Furthermore, it should also be noted that every precise physical experiment that it has been possible to accomplish has verified the anticipations of the Lorentz-Einstein transformations; it is owing to this fact that the theory was not abandoned years ago. This in itself should warn us against asserting that the transformations possess no physical significance.

Thus far we have been concerned with generalities and have merely attempted to show why Bergson’s solution of the problem must be discarded on first principles. Leaving aside this aspect of the question, it is instructive to consider the formal proof which he presents in support of his contentions.

He appears to realise that the entire matter hinges on the measure of physical reality which should be credited to the Lorentz-Einstein transformations. Accordingly, he attempts to prove that these transformations do not represent reality, but possess a mere fictitious mathematical significance having nothing in common with the physical world. He calls them “phantasmatical,” contending that mathematicians, not being trained in philosophy, are severely handicapped when they attempt to interpret their equations, and are incapable of distinguishing mathematical fictions from physical reality. So Bergson proceeds to demonstrate the fictitious significance of the transformations.

He first serves us with a series of arguments based on the principle of the relativity of motion itself. In the very first paragraph, however, he confuses the relativity of Galilean motion with the complete relativity of all motion, Newtonian and special relativity with visual relativity, velocity with acceleration. All these errors relate to classical science itself; and it is obviously quite impossible to discuss Einstein’s theory intelligently until we have acquired at least an elementary knowledge of classical mechanics. Following this philosophical demonstration, he goes on to give us a mathematical one; but all he succeeds in proving is that he has not the slightest conception of the most elementary properties of mathematical transformations.
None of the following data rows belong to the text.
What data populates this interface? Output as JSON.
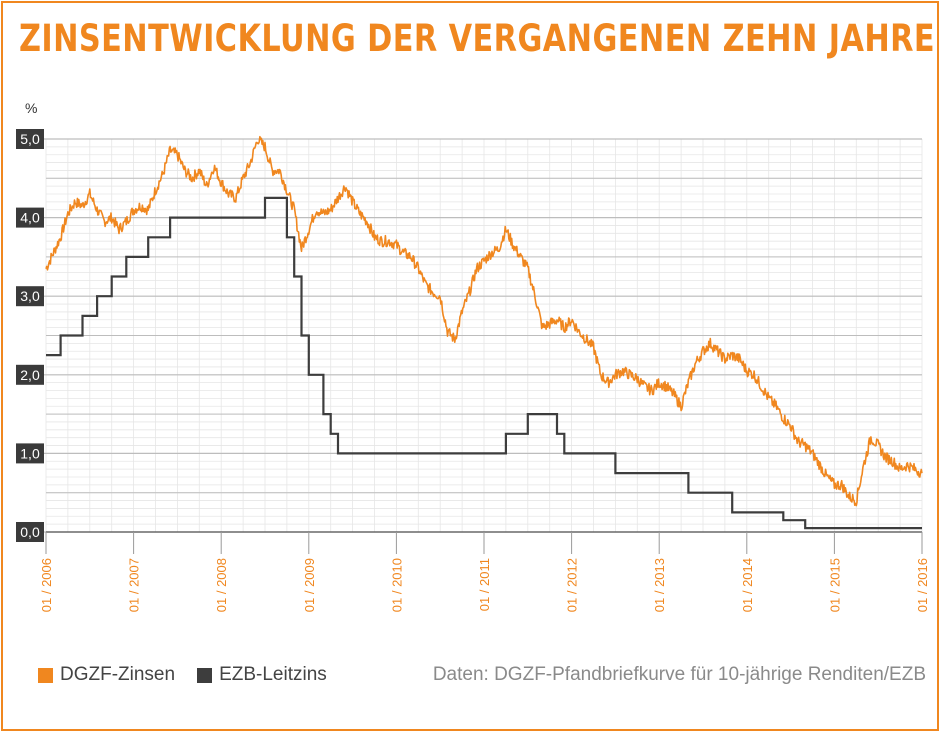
{
  "colors": {
    "accent": "#f0871f",
    "dgzf": "#f0871f",
    "ezb": "#3d3d3d",
    "grid_major": "#bdbdbd",
    "grid_minor": "#e6e6e6",
    "source_text": "#8a8a8a"
  },
  "chart_data": {
    "type": "line",
    "title": "ZINSENTWICKLUNG DER VERGANGENEN ZEHN JAHRE",
    "y_unit": "%",
    "ylim": [
      0,
      5
    ],
    "x_range": [
      "2006-01",
      "2016-01"
    ],
    "grid": true,
    "y_ticks": [
      "5,0",
      "4,0",
      "3,0",
      "2,0",
      "1,0",
      "0,0"
    ],
    "x_ticks": [
      "01 / 2006",
      "01 / 2007",
      "01 / 2008",
      "01 / 2009",
      "01 / 2010",
      "01 / 2011",
      "01 / 2012",
      "01 / 2013",
      "01 / 2014",
      "01 / 2015",
      "01 / 2016"
    ],
    "legend_position": "bottom-left",
    "series": [
      {
        "name": "DGZF-Zinsen",
        "kind": "line",
        "points": [
          [
            "2006-01",
            3.35
          ],
          [
            "2006-02",
            3.55
          ],
          [
            "2006-03",
            3.75
          ],
          [
            "2006-04",
            4.05
          ],
          [
            "2006-05",
            4.2
          ],
          [
            "2006-06",
            4.15
          ],
          [
            "2006-07",
            4.3
          ],
          [
            "2006-08",
            4.1
          ],
          [
            "2006-09",
            3.95
          ],
          [
            "2006-10",
            4.0
          ],
          [
            "2006-11",
            3.85
          ],
          [
            "2006-12",
            3.95
          ],
          [
            "2007-01",
            4.1
          ],
          [
            "2007-02",
            4.15
          ],
          [
            "2007-03",
            4.1
          ],
          [
            "2007-04",
            4.35
          ],
          [
            "2007-05",
            4.55
          ],
          [
            "2007-06",
            4.85
          ],
          [
            "2007-07",
            4.8
          ],
          [
            "2007-08",
            4.6
          ],
          [
            "2007-09",
            4.5
          ],
          [
            "2007-10",
            4.6
          ],
          [
            "2007-11",
            4.4
          ],
          [
            "2007-12",
            4.65
          ],
          [
            "2008-01",
            4.45
          ],
          [
            "2008-02",
            4.3
          ],
          [
            "2008-03",
            4.25
          ],
          [
            "2008-04",
            4.5
          ],
          [
            "2008-05",
            4.7
          ],
          [
            "2008-06",
            5.0
          ],
          [
            "2008-07",
            4.9
          ],
          [
            "2008-08",
            4.6
          ],
          [
            "2008-09",
            4.6
          ],
          [
            "2008-10",
            4.35
          ],
          [
            "2008-11",
            4.1
          ],
          [
            "2008-12",
            3.6
          ],
          [
            "2009-01",
            3.85
          ],
          [
            "2009-02",
            4.1
          ],
          [
            "2009-03",
            4.05
          ],
          [
            "2009-04",
            4.1
          ],
          [
            "2009-05",
            4.25
          ],
          [
            "2009-06",
            4.4
          ],
          [
            "2009-07",
            4.2
          ],
          [
            "2009-08",
            4.05
          ],
          [
            "2009-09",
            3.95
          ],
          [
            "2009-10",
            3.75
          ],
          [
            "2009-11",
            3.7
          ],
          [
            "2009-12",
            3.7
          ],
          [
            "2010-01",
            3.65
          ],
          [
            "2010-02",
            3.55
          ],
          [
            "2010-03",
            3.5
          ],
          [
            "2010-04",
            3.35
          ],
          [
            "2010-05",
            3.15
          ],
          [
            "2010-06",
            3.05
          ],
          [
            "2010-07",
            3.0
          ],
          [
            "2010-08",
            2.55
          ],
          [
            "2010-09",
            2.45
          ],
          [
            "2010-10",
            2.8
          ],
          [
            "2010-11",
            3.05
          ],
          [
            "2010-12",
            3.35
          ],
          [
            "2011-01",
            3.45
          ],
          [
            "2011-02",
            3.55
          ],
          [
            "2011-03",
            3.6
          ],
          [
            "2011-04",
            3.85
          ],
          [
            "2011-05",
            3.65
          ],
          [
            "2011-06",
            3.5
          ],
          [
            "2011-07",
            3.35
          ],
          [
            "2011-08",
            3.0
          ],
          [
            "2011-09",
            2.6
          ],
          [
            "2011-10",
            2.65
          ],
          [
            "2011-11",
            2.7
          ],
          [
            "2011-12",
            2.6
          ],
          [
            "2012-01",
            2.7
          ],
          [
            "2012-02",
            2.55
          ],
          [
            "2012-03",
            2.45
          ],
          [
            "2012-04",
            2.35
          ],
          [
            "2012-05",
            2.0
          ],
          [
            "2012-06",
            1.9
          ],
          [
            "2012-07",
            2.0
          ],
          [
            "2012-08",
            2.05
          ],
          [
            "2012-09",
            2.0
          ],
          [
            "2012-10",
            1.95
          ],
          [
            "2012-11",
            1.85
          ],
          [
            "2012-12",
            1.8
          ],
          [
            "2013-01",
            1.9
          ],
          [
            "2013-02",
            1.85
          ],
          [
            "2013-03",
            1.75
          ],
          [
            "2013-04",
            1.6
          ],
          [
            "2013-05",
            1.9
          ],
          [
            "2013-06",
            2.15
          ],
          [
            "2013-07",
            2.3
          ],
          [
            "2013-08",
            2.4
          ],
          [
            "2013-09",
            2.3
          ],
          [
            "2013-10",
            2.2
          ],
          [
            "2013-11",
            2.25
          ],
          [
            "2013-12",
            2.2
          ],
          [
            "2014-01",
            2.05
          ],
          [
            "2014-02",
            2.0
          ],
          [
            "2014-03",
            1.85
          ],
          [
            "2014-04",
            1.7
          ],
          [
            "2014-05",
            1.6
          ],
          [
            "2014-06",
            1.45
          ],
          [
            "2014-07",
            1.35
          ],
          [
            "2014-08",
            1.15
          ],
          [
            "2014-09",
            1.1
          ],
          [
            "2014-10",
            1.0
          ],
          [
            "2014-11",
            0.85
          ],
          [
            "2014-12",
            0.7
          ],
          [
            "2015-01",
            0.6
          ],
          [
            "2015-02",
            0.6
          ],
          [
            "2015-03",
            0.45
          ],
          [
            "2015-04",
            0.4
          ],
          [
            "2015-05",
            0.85
          ],
          [
            "2015-06",
            1.2
          ],
          [
            "2015-07",
            1.1
          ],
          [
            "2015-08",
            0.95
          ],
          [
            "2015-09",
            0.9
          ],
          [
            "2015-10",
            0.8
          ],
          [
            "2015-11",
            0.85
          ],
          [
            "2015-12",
            0.8
          ],
          [
            "2016-01",
            0.75
          ]
        ]
      },
      {
        "name": "EZB-Leitzins",
        "kind": "step",
        "points": [
          [
            "2006-01",
            2.25
          ],
          [
            "2006-03",
            2.5
          ],
          [
            "2006-06",
            2.75
          ],
          [
            "2006-08",
            3.0
          ],
          [
            "2006-10",
            3.25
          ],
          [
            "2006-12",
            3.5
          ],
          [
            "2007-03",
            3.75
          ],
          [
            "2007-06",
            4.0
          ],
          [
            "2008-07",
            4.25
          ],
          [
            "2008-10",
            3.75
          ],
          [
            "2008-11",
            3.25
          ],
          [
            "2008-12",
            2.5
          ],
          [
            "2009-01",
            2.0
          ],
          [
            "2009-03",
            1.5
          ],
          [
            "2009-04",
            1.25
          ],
          [
            "2009-05",
            1.0
          ],
          [
            "2011-04",
            1.25
          ],
          [
            "2011-07",
            1.5
          ],
          [
            "2011-11",
            1.25
          ],
          [
            "2011-12",
            1.0
          ],
          [
            "2012-07",
            0.75
          ],
          [
            "2013-05",
            0.5
          ],
          [
            "2013-11",
            0.25
          ],
          [
            "2014-06",
            0.15
          ],
          [
            "2014-09",
            0.05
          ],
          [
            "2016-01",
            0.05
          ]
        ]
      }
    ]
  },
  "legend": {
    "dgzf_label": "DGZF-Zinsen",
    "ezb_label": "EZB-Leitzins"
  },
  "source": "Daten: DGZF-Pfandbriefkurve für 10-jährige Renditen/EZB"
}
Now, without going into mathematical details, let us make an effort to see why it is that the clock of the travelling twin must necessarily have suffered retardation. To understand the reason, we must revert to Einstein’s premises, and in particular to the postulate of the invariant velocity of light. This postulate, as we have explained on several occasions, states that all Galilean observers situated in their respective Galilean frames will discover, as a result of measurement with rigid rods, that waves of light invariably pass through their frames with the same constant speed of 300,000 kilometres per second. If this postulate be accepted, we must infer that in every Galilean frame, time can be measured by the distance in space covered by a wave of light (the distance being measured with rigid rods at rest in the frame). As a result the postulate allows us to construct a sort of optical clock. We may, for example, consider two parallel mirrors situated at a fixed distance apart of 1.5 kilometres in our Galilean frame, and we may suppose that a wave of light is reflected back and forth from one mirror to the other. These oscillations of the ray of light, covering always the same distance, require equal durations; and in the present case 100,000 such double oscillations would be seen to define a duration of one second for that Galilean frame in which the optical apparatus was situated. We must henceforth consider every Galilean frame as possessing an optical clock of this kind defining the passage of time for its own frame.

Let us now analyse the problem of the two twins; and let us suppose that we as observers are stationed on the earth, say, at the North Pole. To a high degree of approximation we may consider ourselves, therefore, as at rest in a non-rotating or Galilean frame. The moving observer is also situated in a Galilean frame, moving away from us with a speed which we shall assume to be about four-fifths that of light. He visits a distant star which we should recognise as being sixteen light years distant[73] from us, then reverses his velocity and returns to earth.